Guwahati, Mar 31 : Traditional land clearing for planting of hill rice and vegetables (jhum) in Northeast India is now a part-time job.
Looking at the extent of burning on the hillsides, jhum has gone beyond its sustainability as a way of life. There are too many people practicing it with too little land for a 15-year cycle.
And this means that people can no longer simply live off the land in order to survive, send children to school, and meet the basic needs. They now need some level of government employment as some sort of “multi-cropping”1 to augment their income needs.
Of course for those families that don’t have one member employed at a basic level by government, it is a different story. Half the year is spent first clearing the land and burning just before the rains, then planting and guarding until the harvest of rice. For the other half of the year, they will wait or look for other work on a construction site or labor elsewhere.

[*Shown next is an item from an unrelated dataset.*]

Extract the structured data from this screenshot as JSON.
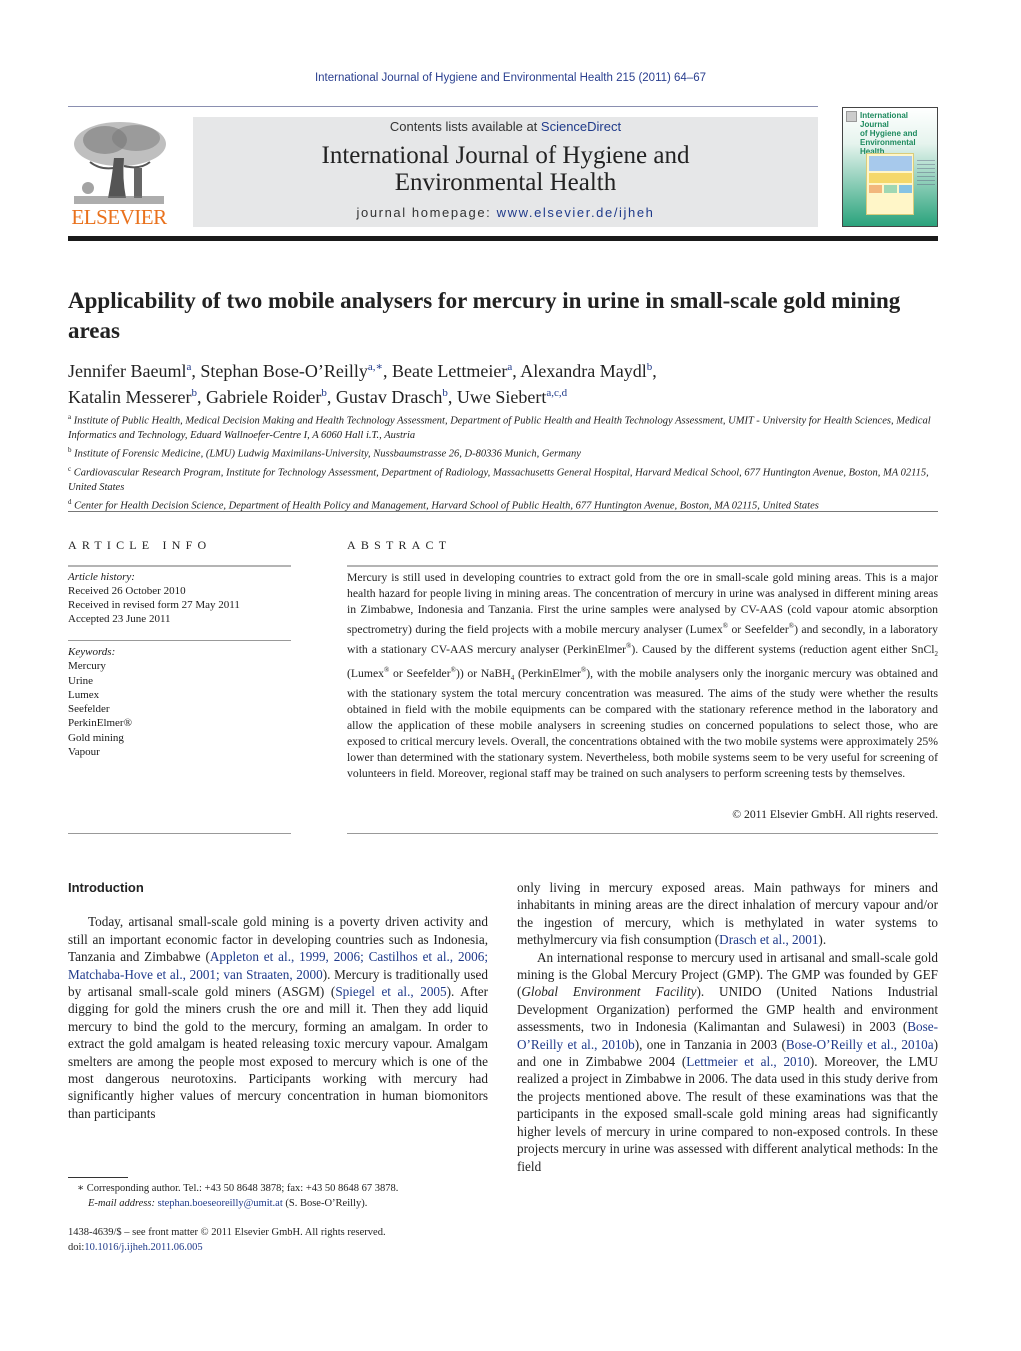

The hills are burning today as people expect rain in early March. For two months there has been no rain at all and that is unusual. The first flush of leaves on the tea farms in Assam will be lost if rain does not come in a week, and also much of the ash from the burnings will have blown away.
The burning is extensive, and fires go way beyond the area to be planted in a season. In a nearby village, part of a tea farm burned along by the road and a transformer close to the scrub also burned. Often, a catchment area for water gets burned and in the last few days someone’s house also got caught up in the fires.
Marginal trees get sapped of their life when they could have been a source of production. Bananas are scorched and people have to wait for a new sucker to emerge. When the hillsides burn, much of the nutrient goes up in smoke and the ash gets blown away. When the rain comes, it often carries off any ash left on the surface.